All things considered, she was not, on the whole, sorry that he had gone away, assuming, of course, that he came back very soon. It gave her time to think, to figure things out free from the immediate glamour of his presence and the disturbing gladness of his return after the long disseverance. Did she really love him? She supposed she must; otherwise—— Yet there was still strong within her the impulse toward the companionship of youth which had inspired her petulant remonstrance to Dr. Bobs over his opinion as to the desirable age for her husband: "I don't want to marry my grandfather!" Would she marry Cary Scott if he were free? Even now she doubted it. Not at once, anyway. She wanted her own freedom for a time yet, freedom to enjoy life, to range, to pick and choose. But she had made her choice. Tradition would hold that she had taken an irrevocable step, committed herself. Tradition be damned! She didn't believe it. Would Cary take that view? If, on his return, he should assume the proprietary attitude, evince a sense of possessiveness—Pat clenched her fists but at once softened with the recollection of his sure comprehension, his unerring tact, his instinctive sense of her deeper emotions and reactions.

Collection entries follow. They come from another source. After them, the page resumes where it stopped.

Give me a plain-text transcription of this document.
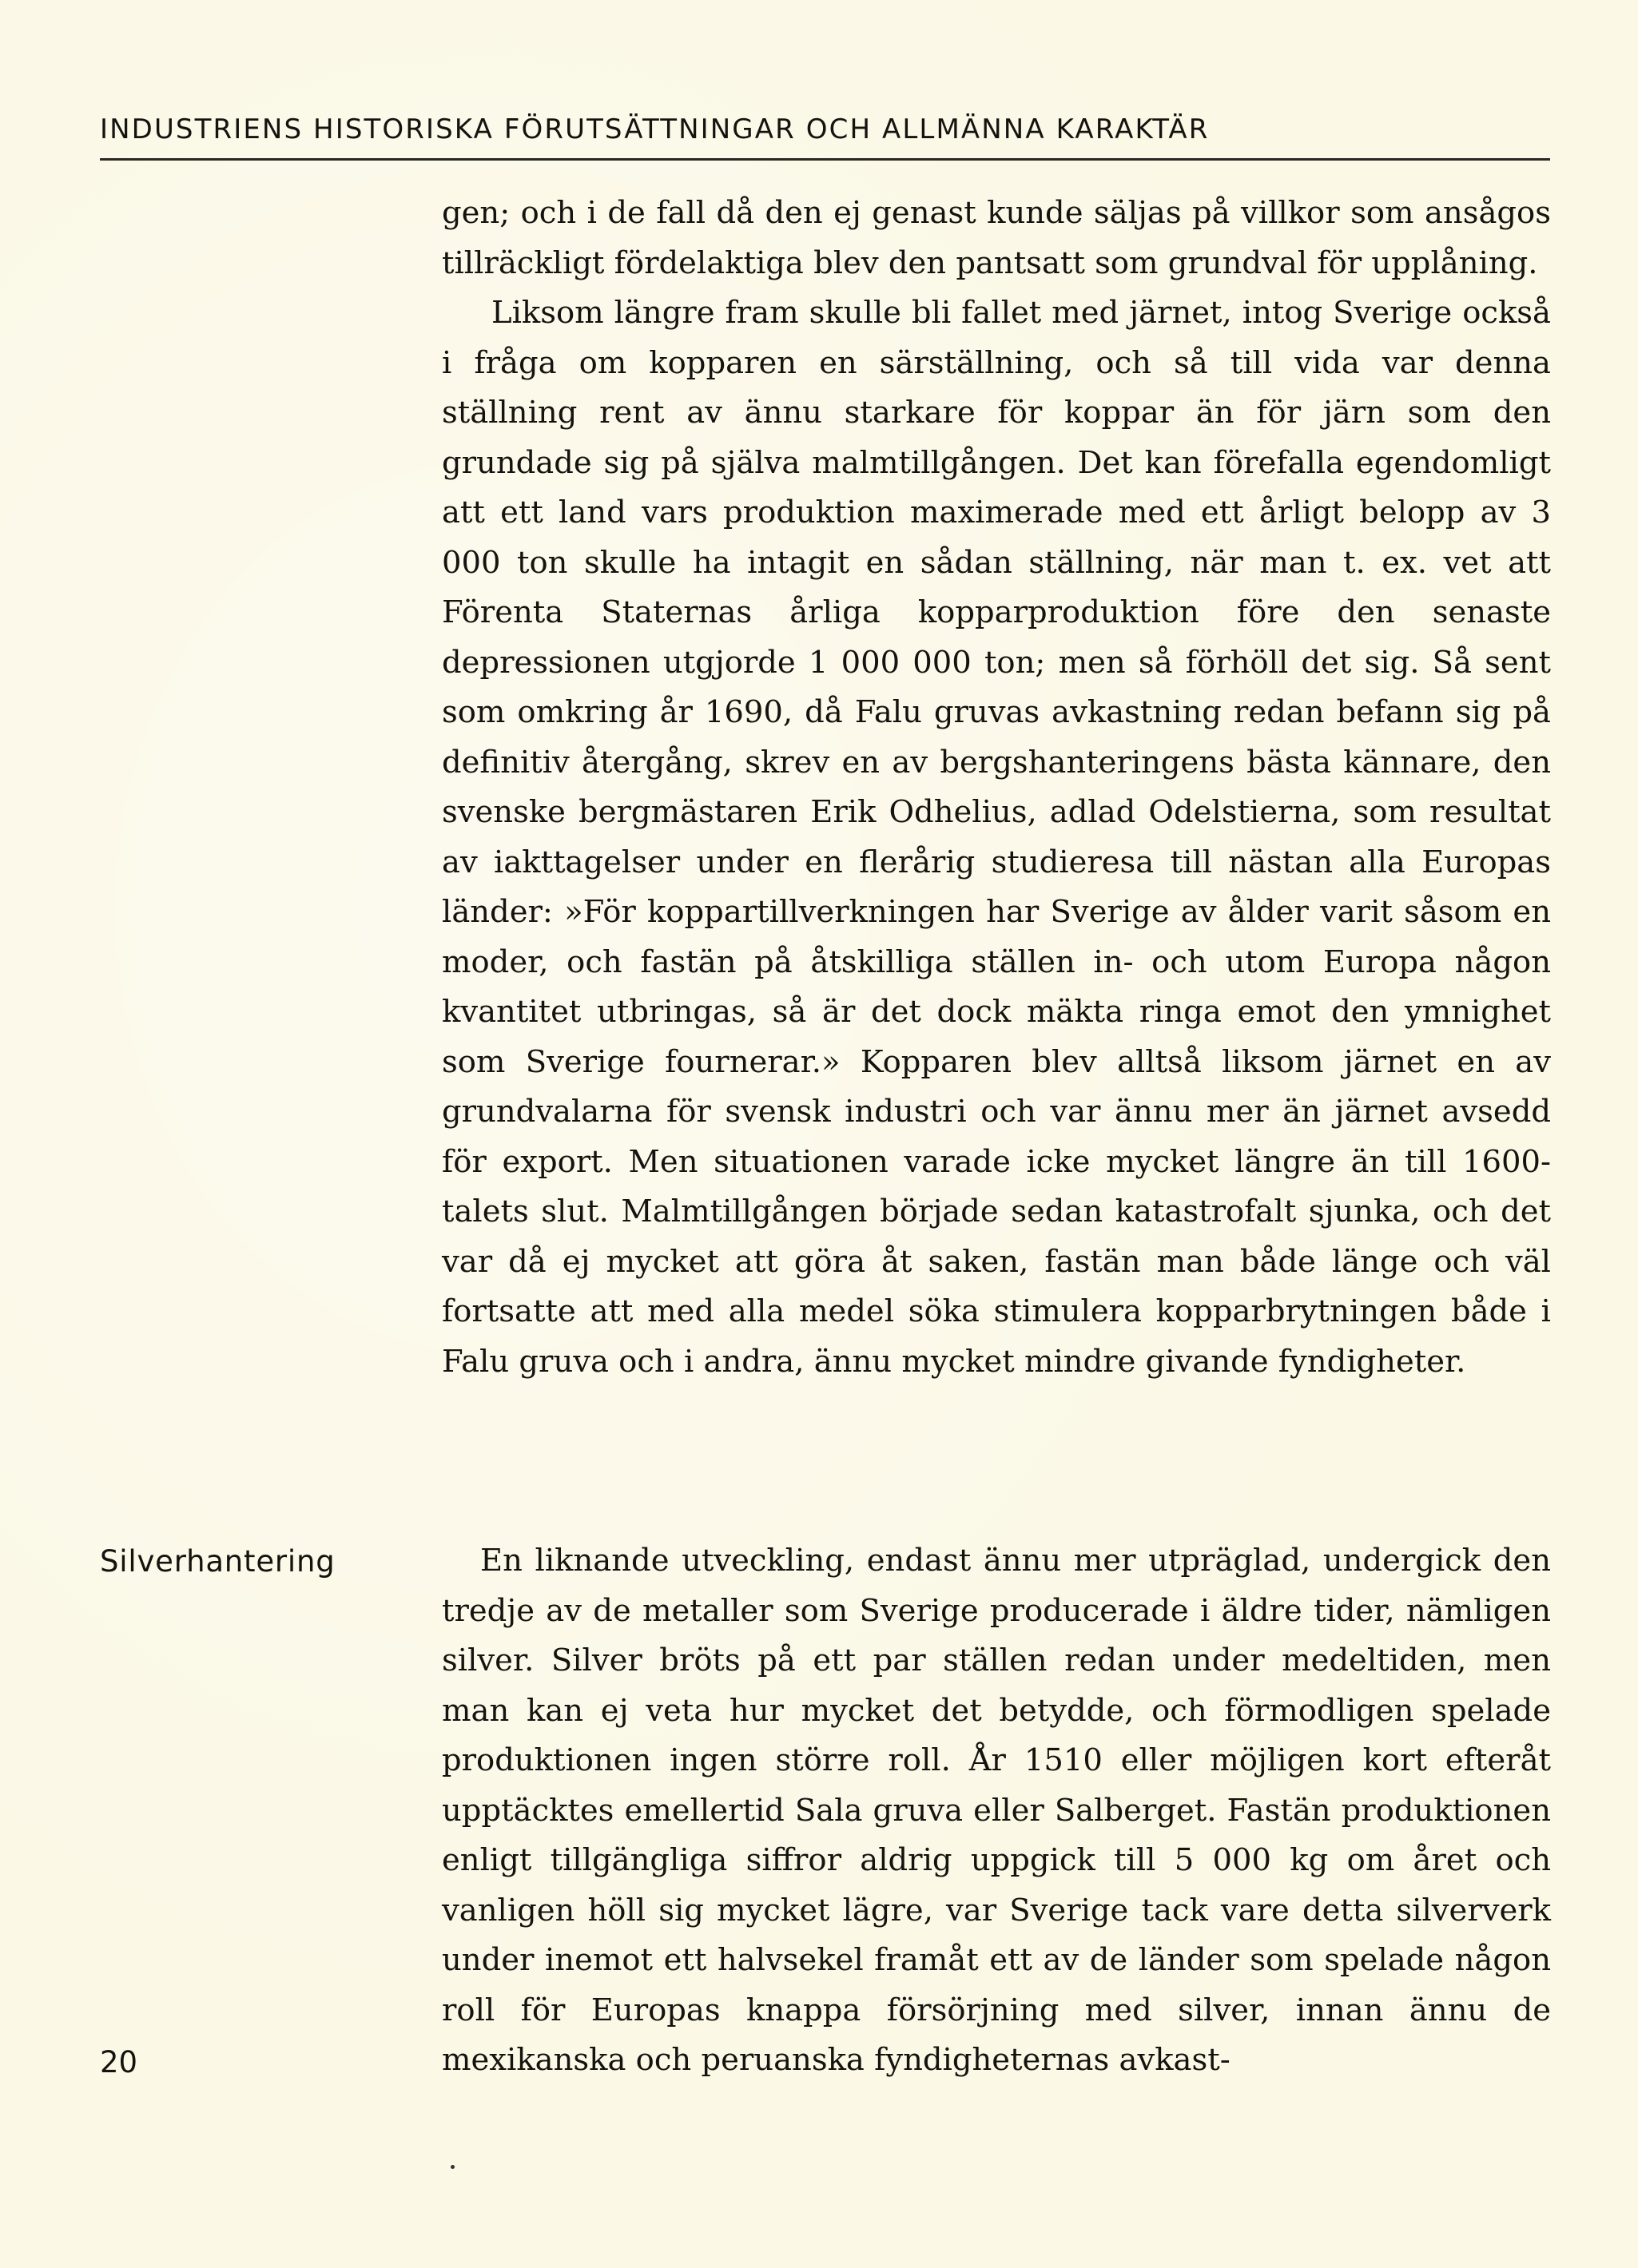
INDUSTRIENS HISTORISKA FÖRUTSÄTTNINGAR OCH ALLMÄNNA KARAKTÄR

gen; och i de fall då den ej genast kunde säljas på villkor som ansågos tillräckligt fördelaktiga blev den pantsatt som grundval för upplåning.

Liksom längre fram skulle bli fallet med järnet, intog Sverige också i fråga om kopparen en särställning, och så till vida var denna ställning rent av ännu starkare för koppar än för järn som den grundade sig på själva malmtillgången. Det kan förefalla egendomligt att ett land vars produktion maximerade med ett årligt belopp av 3 000 ton skulle ha intagit en sådan ställning, när man t. ex. vet att Förenta Staternas årliga kopparproduktion före den senaste depressionen utgjorde 1 000 000 ton; men så förhöll det sig. Så sent som omkring år 1690, då Falu gruvas avkastning redan befann sig på definitiv återgång, skrev en av bergshanteringens bästa kännare, den svenske bergmästaren Erik Odhelius, adlad Odelstierna, som resultat av iakttagelser under en flerårig studieresa till nästan alla Europas länder: »För koppartillverkningen har Sverige av ålder varit såsom en moder, och fastän på åtskilliga ställen in- och utom Europa någon kvantitet utbringas, så är det dock mäkta ringa emot den ymnighet som Sverige fournerar.» Kopparen blev alltså liksom järnet en av grundvalarna för svensk industri och var ännu mer än järnet avsedd för export. Men situationen varade icke mycket längre än till 1600-talets slut. Malmtillgången började sedan katastrofalt sjunka, och det var då ej mycket att göra åt saken, fastän man både länge och väl fortsatte att med alla medel söka stimulera kopparbrytningen både i Falu gruva och i andra, ännu mycket mindre givande fyndigheter.

Silverhantering	En liknande utveckling, endast ännu mer utpräglad, undergick den tredje av de metaller som Sverige producerade i äldre tider, nämligen silver. Silver bröts på ett par ställen redan under medeltiden, men man kan ej veta hur mycket det betydde, och förmodligen spelade produktionen ingen större roll. År 1510 eller möjligen kort efteråt upptäcktes emellertid Sala gruva eller Salberget. Fastän produktionen enligt tillgängliga siffror aldrig uppgick till 5 000 kg om året och vanligen höll sig mycket lägre, var Sverige tack vare detta silververk under inemot ett halvsekel framåt ett av de länder som spelade någon roll för Europas knappa försörjning med silver, innan ännu de mexikanska och peruanska fyndigheternas avkast-

20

So far as the immediate future went, he was not free to marry her, nor likely to be. That problem need not be faced now. Suppose later she fell in love and wanted to marry someone else; what would be her course then? Oh, well! Let that take care of itself when it came. Meantime she had something more immediate to look forward to in Cary's return. She anticipated it with a mingling of trepidation, eagerness, warmth, and excited curiosity, the latter element being predominant.

On the following morning she had another letter, and still a third on the day after. She quite gloried in his devotion. But she did not answer the letters. She rather wanted to but found a difficulty in beginning. She preferred to plan out what she should say to him when they met again, and was in the act of building up a quite thrilling and eloquent statement of her feelings when the phone summoned her.

"Pat?" It was Dee's voice, queer and strained. "Can you come over at once?"

"Yes. What's happened?"

"Jim has been hurt."

"Jim? How?"

"Hit by a car."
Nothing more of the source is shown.